Really, it's just my opinion, but it seems to me that there are enough nurse-vs.-nurse threads around that we could have a bash-a-thon on any one of them, instead of starting a new one each time somebody has a bad day. Better yet, why don't we try a novel idea, and use a little patience and understanding with one another........this job is hard enough without us being at each other's throats for being less than perfect, don't you think? :nurse:

Specializes in Cardiology and ER Nursing.

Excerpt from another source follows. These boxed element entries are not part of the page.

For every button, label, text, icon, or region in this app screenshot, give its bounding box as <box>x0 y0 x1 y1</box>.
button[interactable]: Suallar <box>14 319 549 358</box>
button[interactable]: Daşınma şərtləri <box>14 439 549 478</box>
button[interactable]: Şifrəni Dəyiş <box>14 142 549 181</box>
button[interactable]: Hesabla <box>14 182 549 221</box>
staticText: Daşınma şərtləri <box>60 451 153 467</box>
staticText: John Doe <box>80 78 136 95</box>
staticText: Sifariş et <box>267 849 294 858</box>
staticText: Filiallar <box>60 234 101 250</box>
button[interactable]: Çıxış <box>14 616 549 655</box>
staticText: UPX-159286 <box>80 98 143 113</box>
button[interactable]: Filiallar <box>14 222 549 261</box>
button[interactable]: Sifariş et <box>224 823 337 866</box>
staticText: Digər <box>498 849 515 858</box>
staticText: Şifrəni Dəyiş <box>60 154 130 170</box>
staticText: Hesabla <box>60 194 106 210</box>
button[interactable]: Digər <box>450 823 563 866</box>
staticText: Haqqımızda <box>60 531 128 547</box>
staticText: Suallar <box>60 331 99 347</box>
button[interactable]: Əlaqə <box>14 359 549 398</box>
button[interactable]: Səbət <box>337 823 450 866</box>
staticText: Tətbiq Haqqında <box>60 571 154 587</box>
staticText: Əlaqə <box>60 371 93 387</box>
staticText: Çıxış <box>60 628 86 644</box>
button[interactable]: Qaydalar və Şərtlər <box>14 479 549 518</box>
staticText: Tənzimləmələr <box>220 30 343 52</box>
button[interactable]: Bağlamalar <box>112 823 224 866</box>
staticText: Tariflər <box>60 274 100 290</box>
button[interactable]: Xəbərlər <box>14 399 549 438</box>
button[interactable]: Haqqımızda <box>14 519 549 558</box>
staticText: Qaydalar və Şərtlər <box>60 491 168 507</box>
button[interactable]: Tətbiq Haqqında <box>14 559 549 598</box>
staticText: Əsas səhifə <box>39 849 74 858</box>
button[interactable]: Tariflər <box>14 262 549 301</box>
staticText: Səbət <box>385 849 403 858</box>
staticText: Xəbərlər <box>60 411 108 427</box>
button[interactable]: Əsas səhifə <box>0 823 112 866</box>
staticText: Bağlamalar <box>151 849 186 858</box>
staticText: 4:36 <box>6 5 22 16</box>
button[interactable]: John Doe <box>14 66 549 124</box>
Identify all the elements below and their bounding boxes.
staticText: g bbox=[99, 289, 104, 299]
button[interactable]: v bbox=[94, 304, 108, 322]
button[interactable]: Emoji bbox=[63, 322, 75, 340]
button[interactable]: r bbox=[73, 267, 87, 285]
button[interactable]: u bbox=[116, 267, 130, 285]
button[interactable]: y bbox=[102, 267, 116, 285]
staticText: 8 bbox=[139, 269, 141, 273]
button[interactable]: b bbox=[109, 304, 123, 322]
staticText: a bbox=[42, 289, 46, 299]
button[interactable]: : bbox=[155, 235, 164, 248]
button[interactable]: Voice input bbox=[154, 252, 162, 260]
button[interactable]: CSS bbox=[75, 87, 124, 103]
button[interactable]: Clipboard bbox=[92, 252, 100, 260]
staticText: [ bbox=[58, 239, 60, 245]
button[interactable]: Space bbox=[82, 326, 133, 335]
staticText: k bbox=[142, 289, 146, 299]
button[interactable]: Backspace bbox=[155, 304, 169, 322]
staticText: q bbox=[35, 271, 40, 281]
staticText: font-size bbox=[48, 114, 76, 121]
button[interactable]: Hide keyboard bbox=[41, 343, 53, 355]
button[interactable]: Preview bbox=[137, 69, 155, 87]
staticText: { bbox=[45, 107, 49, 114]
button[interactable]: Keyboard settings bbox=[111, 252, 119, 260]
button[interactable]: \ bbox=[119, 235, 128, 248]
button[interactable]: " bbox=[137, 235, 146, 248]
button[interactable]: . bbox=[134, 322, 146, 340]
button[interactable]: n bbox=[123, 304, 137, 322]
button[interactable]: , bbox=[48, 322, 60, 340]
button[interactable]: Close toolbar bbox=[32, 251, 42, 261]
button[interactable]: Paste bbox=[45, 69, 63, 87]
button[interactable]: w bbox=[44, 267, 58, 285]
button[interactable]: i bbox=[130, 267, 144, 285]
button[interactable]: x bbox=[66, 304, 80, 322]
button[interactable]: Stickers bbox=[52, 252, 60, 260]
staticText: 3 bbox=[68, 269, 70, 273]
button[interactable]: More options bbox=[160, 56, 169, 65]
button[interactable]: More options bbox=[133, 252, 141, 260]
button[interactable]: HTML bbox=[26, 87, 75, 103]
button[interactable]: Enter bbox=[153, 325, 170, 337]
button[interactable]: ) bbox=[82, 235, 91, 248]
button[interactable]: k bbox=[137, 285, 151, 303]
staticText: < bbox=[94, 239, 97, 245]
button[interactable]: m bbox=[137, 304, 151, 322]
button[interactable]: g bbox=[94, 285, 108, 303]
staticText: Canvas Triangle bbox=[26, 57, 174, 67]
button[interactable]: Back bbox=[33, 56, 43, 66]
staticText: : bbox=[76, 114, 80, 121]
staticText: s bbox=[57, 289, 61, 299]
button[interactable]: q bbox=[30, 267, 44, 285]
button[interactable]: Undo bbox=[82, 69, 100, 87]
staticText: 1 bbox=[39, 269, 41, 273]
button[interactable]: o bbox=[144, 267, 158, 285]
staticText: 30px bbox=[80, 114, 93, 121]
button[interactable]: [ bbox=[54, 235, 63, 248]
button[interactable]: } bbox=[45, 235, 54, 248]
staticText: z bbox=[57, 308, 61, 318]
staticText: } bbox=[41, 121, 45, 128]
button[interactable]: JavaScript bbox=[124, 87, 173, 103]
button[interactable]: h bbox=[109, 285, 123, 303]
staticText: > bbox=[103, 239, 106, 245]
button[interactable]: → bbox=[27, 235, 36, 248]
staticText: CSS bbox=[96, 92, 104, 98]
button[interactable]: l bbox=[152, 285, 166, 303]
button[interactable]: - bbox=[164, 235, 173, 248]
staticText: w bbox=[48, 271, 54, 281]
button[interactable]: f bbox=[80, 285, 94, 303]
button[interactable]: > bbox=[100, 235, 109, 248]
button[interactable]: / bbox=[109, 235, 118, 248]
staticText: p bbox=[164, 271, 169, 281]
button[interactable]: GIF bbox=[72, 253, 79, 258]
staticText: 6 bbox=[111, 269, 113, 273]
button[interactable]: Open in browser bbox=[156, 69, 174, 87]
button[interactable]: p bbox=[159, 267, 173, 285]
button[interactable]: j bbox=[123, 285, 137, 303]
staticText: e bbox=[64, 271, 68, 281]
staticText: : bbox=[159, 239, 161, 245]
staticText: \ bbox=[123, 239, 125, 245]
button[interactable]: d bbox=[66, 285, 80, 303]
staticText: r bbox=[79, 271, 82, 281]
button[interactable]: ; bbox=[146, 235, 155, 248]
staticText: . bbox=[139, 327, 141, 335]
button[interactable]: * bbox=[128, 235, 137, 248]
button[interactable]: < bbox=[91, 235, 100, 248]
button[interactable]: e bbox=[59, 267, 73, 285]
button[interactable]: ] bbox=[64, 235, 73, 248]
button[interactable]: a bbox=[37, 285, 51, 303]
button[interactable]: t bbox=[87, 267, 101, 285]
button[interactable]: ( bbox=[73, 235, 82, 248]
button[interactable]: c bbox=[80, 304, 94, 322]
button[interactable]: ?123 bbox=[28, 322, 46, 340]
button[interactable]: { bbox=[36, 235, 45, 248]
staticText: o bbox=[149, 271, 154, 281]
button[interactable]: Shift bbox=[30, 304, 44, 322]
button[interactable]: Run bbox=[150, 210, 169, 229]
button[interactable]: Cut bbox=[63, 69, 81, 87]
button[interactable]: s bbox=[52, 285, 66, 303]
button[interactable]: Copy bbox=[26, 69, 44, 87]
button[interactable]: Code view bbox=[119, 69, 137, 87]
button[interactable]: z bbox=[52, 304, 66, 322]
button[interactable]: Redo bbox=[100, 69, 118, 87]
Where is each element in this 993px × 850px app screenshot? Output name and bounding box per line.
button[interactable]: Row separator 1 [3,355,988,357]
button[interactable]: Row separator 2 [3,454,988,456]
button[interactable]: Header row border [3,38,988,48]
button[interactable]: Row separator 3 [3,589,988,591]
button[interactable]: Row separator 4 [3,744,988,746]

Could use a little humor up in here.

Specializes in CEN, CPEN, RN-BC.

I'm an ED nurse and I agree with you... the blood should have been hung, especially for a hgb of 4, but without more info on the situation we can't really dole out a judgement. For this patient to only be tele with such a low hgb, I feel like this must be a chronic problem. If my patients are ordered blood, and that blood is ready while they're in the ED, they get it, so don't be fast to generalize all ER nurses :D

Specializes in Telemetry, ICU/CCU, Specials, CM/DM.
I'm an ED nurse and I agree with you... the blood should have been hung, especially for a hgb of 4, but without more info on the situation we can't really dole out a judgement. For this patient to only be tele with such a low hgb, I feel like this must be a chronic problem. If my patients are ordered blood, and that blood is ready while they're in the ED, they get it, so don't be fast to generalize all ER nurses :D

I agree that this patient would normally be in the ICU with that Hgb unless maybe it is someone with a chronic problem. When I worked on tele, we never accpeted a patient from the ER with that Hgb. We always made sure they went to ICU.

Christy

Specializes in Pediatric/Adolescent, Med-Surg.
So I had a tele admit to the floor (not the unit or step down). Hgb was 4! Blood ready for 1 1/2 hours in blood bank by the time pt got to the floor. Why oh why can't the ER nurse hang the first unit so its started before the pt came up? Seriously took almost 45 min with charge rn help to get started after pt came up. Thank god the pt was ok. Thanks for listening!

Why did it take you 45 min to hang the first unit of blood? I agree ER should have started the blood if it was ready, but fail to see why it took you that long to get it going.

Specializes in Nephrology, Cardiology, ER, ICU.

Moved to Nursing Colleague/Pt relations.